Russell S. Sobel said in Liberary of Economics and Liberty, “In contrast to Schumpeter’s view, Kirzner focused on entrepreneurship as a process of discovery. Kirzner’s entrepreneur is a person who discovers previously unnoticed profit opportunities. The entrepreneur’s discovery initiates a process in which these newly discovered profit opportunities are then acted on in the marketplace until market competition eliminates the profit opportunity. Unlike Schumpeter’s disruptive force, Kirzner’s entrepreneur is an equilibrating force. An example of such an entrepreneur would be someone in a college town who discovers that a recent increase in college enrollment has created a profit opportunity in renovating houses and turning them into rental apartments. Economists in the modern austrian school of economics have further refined and developed the ideas of Schumpeter and Kirzner.”
For more than three decades, Professor Israel M. Kirzner has developed the economic theory emphasizing the importance of the entrepreneur for economic growth and the functioning of the capitalist process. In his theory building on entrepreneurship, Kirzner links the idea of the highly individual skills and knowledge of man with the entrepreneur of Ludvig von Mises, Kirzner’s teacher and mentor. He has thereby become the single most important scholar in modern Austrian economics. In the 1970s and 1980s he was instrumental in laying the foundation for a new research community in Austrian economics and the theory of the competitive market process.
Kirzner spells out a theory of the entrepreneurial market process that fills the theoretical gap in traditional price theory. The entrepreneur is posited as the prime mover in the economic system and as such s/he is alert to gaps in the market and enticed by the lure of pure profit. The gaps discovered by alert entrepreneurs are continuously closed through arbitrage. The market is depicted as an unending process of the entrepreneurial discovery of opportunities for mutual gain from exchange.(5)
David C. McClelland and Entrepreneurship
In Journal of Enterprising Culture, Louis Jacques Filion wrote in 1997, “For the purposes of this paper, the term “behaviorists” includes the psychologists, psychoanalysts, sociologists and other specialists of human behavior. One of the first authors from this group to show an interest in entrepreneurs was Max Weber (1930). He identified the value system as a fundamental element in explaining entrepreneurial behavior. He viewed entrepreneurs as innovators, independent people whose role as business leaders conveyed a source of formal authority. However, the author who really launched the contribution of the behavioral sciences to entrepreneurship was undoubtedly David C. McClelland.”
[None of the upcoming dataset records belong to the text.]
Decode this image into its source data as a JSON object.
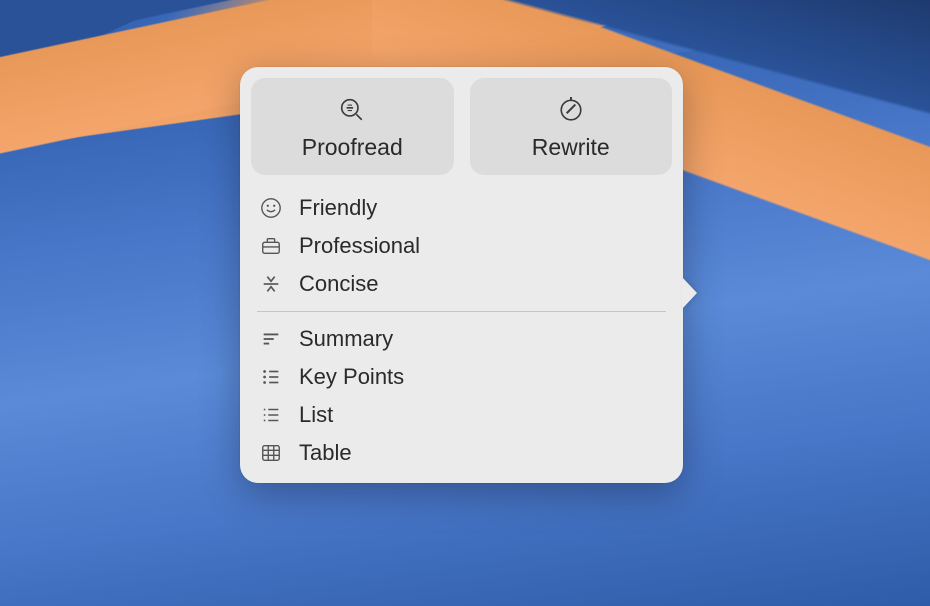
{
  "buttons": {
    "proofread": "Proofread",
    "rewrite": "Rewrite"
  },
  "style_options": [
    {
      "id": "friendly",
      "label": "Friendly",
      "icon": "smile-icon"
    },
    {
      "id": "professional",
      "label": "Professional",
      "icon": "briefcase-icon"
    },
    {
      "id": "concise",
      "label": "Concise",
      "icon": "compress-icon"
    }
  ],
  "format_options": [
    {
      "id": "summary",
      "label": "Summary",
      "icon": "summary-icon"
    },
    {
      "id": "keypoints",
      "label": "Key Points",
      "icon": "bullets-icon"
    },
    {
      "id": "list",
      "label": "List",
      "icon": "list-icon"
    },
    {
      "id": "table",
      "label": "Table",
      "icon": "table-icon"
    }
  ]
}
According to Filion, McClelland did not define entrepreneurs in the same way as the rest of the literature. His definition was as follows: “An entrepreneur is someone who exercises control over production that is not just for his personal consumption. According to my definition, for example, an executive in a steel-producing unit in the USSR is an entrepreneur.” (McClelland, 1971; see also 1961: 65)
Filion further added, “In fact, McClelland’s (1971) work concentrated on managers of large organizations. Although he is strongly associated with the field of entrepreneurship, a careful reading of his writings shows that he never made a connection between the need for achievement and the decision to launch, own or even manage a business (Brockhaus, 1982: 41). McClelland also identified the need for power, but he paid less attention to this aspect in his later work, and it is less well-known. A number of researchers have studied need for achievement, but nobody seems to have obtained conclusive results that associate it with entrepreneurial success (Durand and Shea, 1974; Hundall, 1971; Schrage, 1965; Singh and Singh, 1972).”